The question is very simple: why, when we try to fit a model to our data, linear or non-linear, do we usually try to minimize the sum of the squares of errors to obtain our estimator for the model parameter? Why not choose some other objective function to minimize? I understand that, for technical reasons, the quadratic function is nicer than some other functions, e.g., sum of absolute deviation. But this is still not a very convincing answer. Other than this technical reason, why in particular are people in favor of this 'Euclidean type' of distance function? Is there a specific meaning or interpretation for that?
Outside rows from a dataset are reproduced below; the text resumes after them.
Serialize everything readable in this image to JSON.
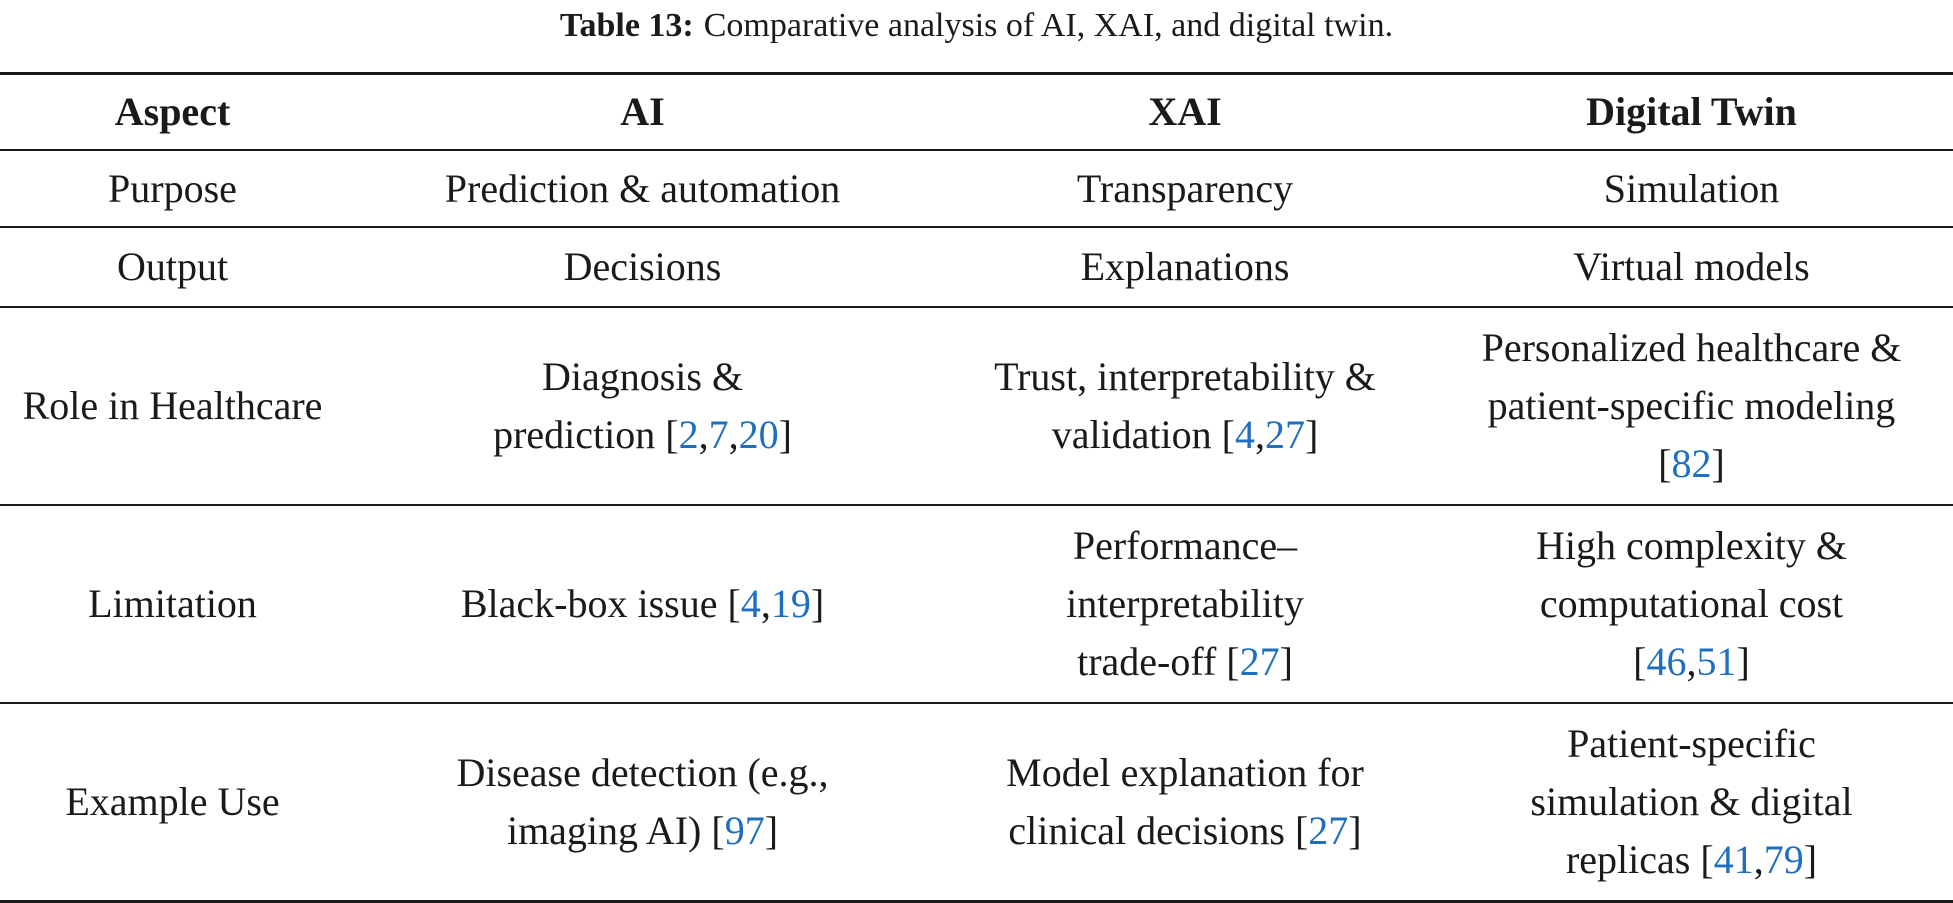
{
  "caption": {
    "label": "Table 13:",
    "text": "Comparative analysis of AI, XAI, and digital twin."
  },
  "colors": {
    "text": "#1a1a1a",
    "reference_link": "#1f6fc0"
  },
  "table": {
    "headers": [
      "Aspect",
      "AI",
      "XAI",
      "Digital Twin"
    ],
    "rows": [
      {
        "aspect": "Purpose",
        "ai": {
          "text": "Prediction & automation",
          "refs": []
        },
        "xai": {
          "text": "Transparency",
          "refs": []
        },
        "dt": {
          "text": "Simulation",
          "refs": []
        }
      },
      {
        "aspect": "Output",
        "ai": {
          "text": "Decisions",
          "refs": []
        },
        "xai": {
          "text": "Explanations",
          "refs": []
        },
        "dt": {
          "text": "Virtual models",
          "refs": []
        }
      },
      {
        "aspect": "Role in Healthcare",
        "ai": {
          "text": "Diagnosis & prediction",
          "refs": [
            "2",
            "7",
            "20"
          ]
        },
        "xai": {
          "text": "Trust, interpretability & validation",
          "refs": [
            "4",
            "27"
          ]
        },
        "dt": {
          "text": "Personalized healthcare & patient-specific modeling",
          "refs": [
            "82"
          ]
        }
      },
      {
        "aspect": "Limitation",
        "ai": {
          "text": "Black-box issue",
          "refs": [
            "4",
            "19"
          ]
        },
        "xai": {
          "text": "Performance–interpretability trade-off",
          "refs": [
            "27"
          ]
        },
        "dt": {
          "text": "High complexity & computational cost",
          "refs": [
            "46",
            "51"
          ]
        }
      },
      {
        "aspect": "Example Use",
        "ai": {
          "text": "Disease detection (e.g., imaging AI)",
          "refs": [
            "97"
          ]
        },
        "xai": {
          "text": "Model explanation for clinical decisions",
          "refs": [
            "27"
          ]
        },
        "dt": {
          "text": "Patient-specific simulation & digital replicas",
          "refs": [
            "41",
            "79"
          ]
        }
      }
    ]
  }
}
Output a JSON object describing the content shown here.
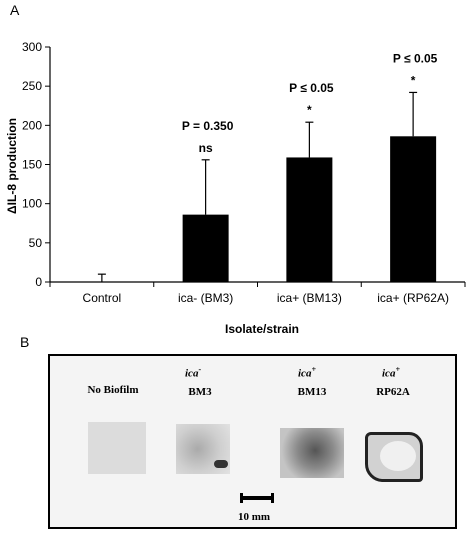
{
  "panels": {
    "a": "A",
    "b": "B"
  },
  "chart_data": {
    "type": "bar",
    "ylabel": "ΔIL-8 production",
    "xlabel": "Isolate/strain",
    "ylim": [
      0,
      300
    ],
    "yticks": [
      0,
      50,
      100,
      150,
      200,
      250,
      300
    ],
    "categories": [
      "Control",
      "ica- (BM3)",
      "ica+ (BM13)",
      "ica+ (RP62A)"
    ],
    "values": [
      0,
      86,
      159,
      186
    ],
    "error_upper": [
      10,
      156,
      204,
      242
    ],
    "annotations": [
      {
        "category": "ica- (BM3)",
        "p_label": "P = 0.350",
        "sig": "ns"
      },
      {
        "category": "ica+ (BM13)",
        "p_label": "P ≤ 0.05",
        "sig": "*"
      },
      {
        "category": "ica+ (RP62A)",
        "p_label": "P ≤ 0.05",
        "sig": "*"
      }
    ],
    "bar_color": "#000000",
    "grid": false,
    "legend": "none"
  },
  "figure_b": {
    "samples": [
      {
        "genotype": "",
        "name": "No Biofilm"
      },
      {
        "genotype": "ica",
        "sup": "-",
        "name": "BM3"
      },
      {
        "genotype": "ica",
        "sup": "+",
        "name": "BM13"
      },
      {
        "genotype": "ica",
        "sup": "+",
        "name": "RP62A"
      }
    ],
    "scale_label": "10 mm"
  }
}
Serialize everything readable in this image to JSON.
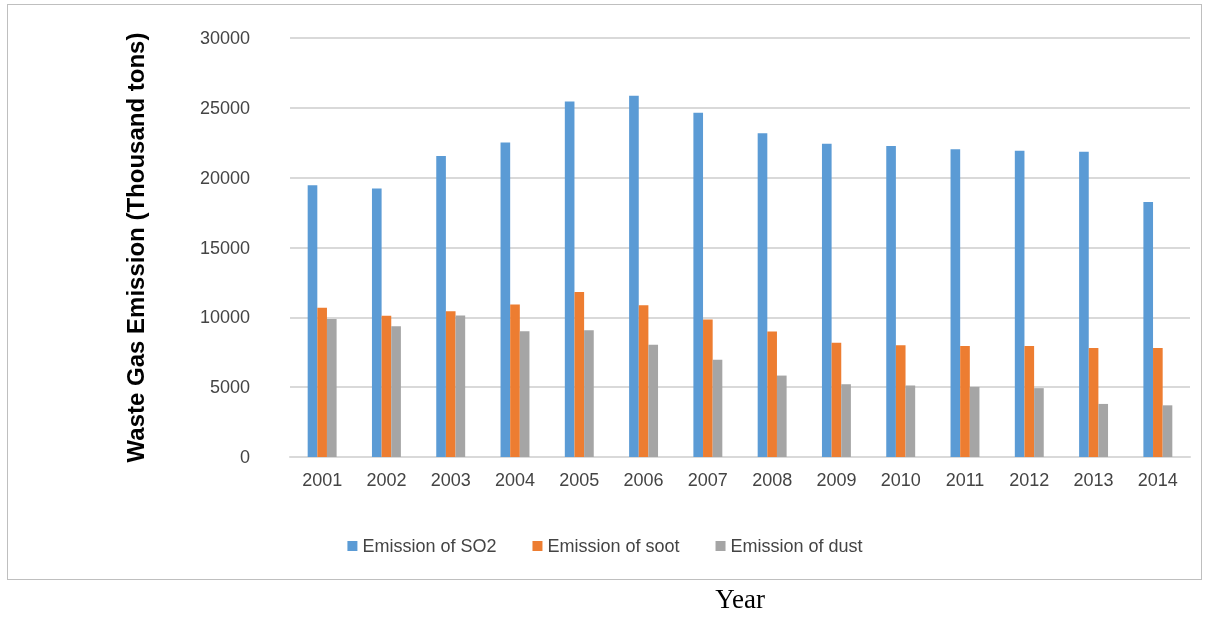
{
  "chart_data": {
    "type": "bar",
    "xlabel": "Year",
    "ylabel": "Waste Gas Emission (Thousand tons)",
    "categories": [
      "2001",
      "2002",
      "2003",
      "2004",
      "2005",
      "2006",
      "2007",
      "2008",
      "2009",
      "2010",
      "2011",
      "2012",
      "2013",
      "2014"
    ],
    "series": [
      {
        "name": "Emission of SO2",
        "color": "#5b9bd5",
        "values": [
          19450,
          19220,
          21560,
          22520,
          25450,
          25870,
          24650,
          23180,
          22430,
          22260,
          22030,
          21930,
          21860,
          18260
        ]
      },
      {
        "name": "Emission of soot",
        "color": "#ed7d31",
        "values": [
          10680,
          10120,
          10430,
          10920,
          11820,
          10870,
          9840,
          8990,
          8180,
          8000,
          7950,
          7950,
          7810,
          7810
        ]
      },
      {
        "name": "Emission of dust",
        "color": "#a5a5a5",
        "values": [
          9880,
          9360,
          10140,
          9010,
          9080,
          8040,
          6960,
          5830,
          5210,
          5120,
          5020,
          4930,
          3800,
          3700
        ]
      }
    ],
    "ylim": [
      0,
      30000
    ],
    "yticks": [
      0,
      5000,
      10000,
      15000,
      20000,
      25000,
      30000
    ],
    "grid": "y",
    "legend": "bottom"
  }
}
The logic behind my thinking is the following:
When you have a dataset, you first set up your model by making a set of functional or distributional assumptions (say, some moment condition but not the entire distribution). In your model, there are some parameters (assume it is a parametric model), then you need to find a way to consistently estimate these parameters and hopefully, your estimator will have low variance and some other nice properties. Whether you minimize the SSE or LAD or some other objective function, I think they are just different methods to get a consistent estimator. Following this logic, I thought people use least square must be 1) it produces consistent estimator of the model 2) something else that I don't know.
In econometrics, we know that in linear regression model, if you assume the error terms have 0 mean conditioning on the predictors and homoscedasticity and errors are uncorrelated with each other, then minimizing the sum of square error will give you a CONSISTENT estimator of your model parameters and by the Gauss-Markov theorem, this estimator is BLUE. So this would suggest that if you choose to minimize some other objective function that is not the SSE, then there is no guarantee that you will get a consistent estimator of your model parameter. Is my understanding correct? If it is correct, then minimizing SSE rather than some other objective function can be justified by consistency, which is acceptable, in fact, better than saying the quadratic function is nicer.
In pratice, I actually saw many cases where people directly minimize the sum of square errors without first clearly specifying the complete model, e.g., the distributional assumptions (moment assumptions) on the error term. Then this seems to me that the user of this method just wants to see how close the data fit the 'model' (I use quotation mark since the model assumptions are probably incomplete) in terms of the square distance function.
A related question (also related to this website) is: why, when we try to compare different models using cross-validation, do we again use the SSE as the judgment criterion? i.e., choose the model that has the least SSE? Why not another criterion?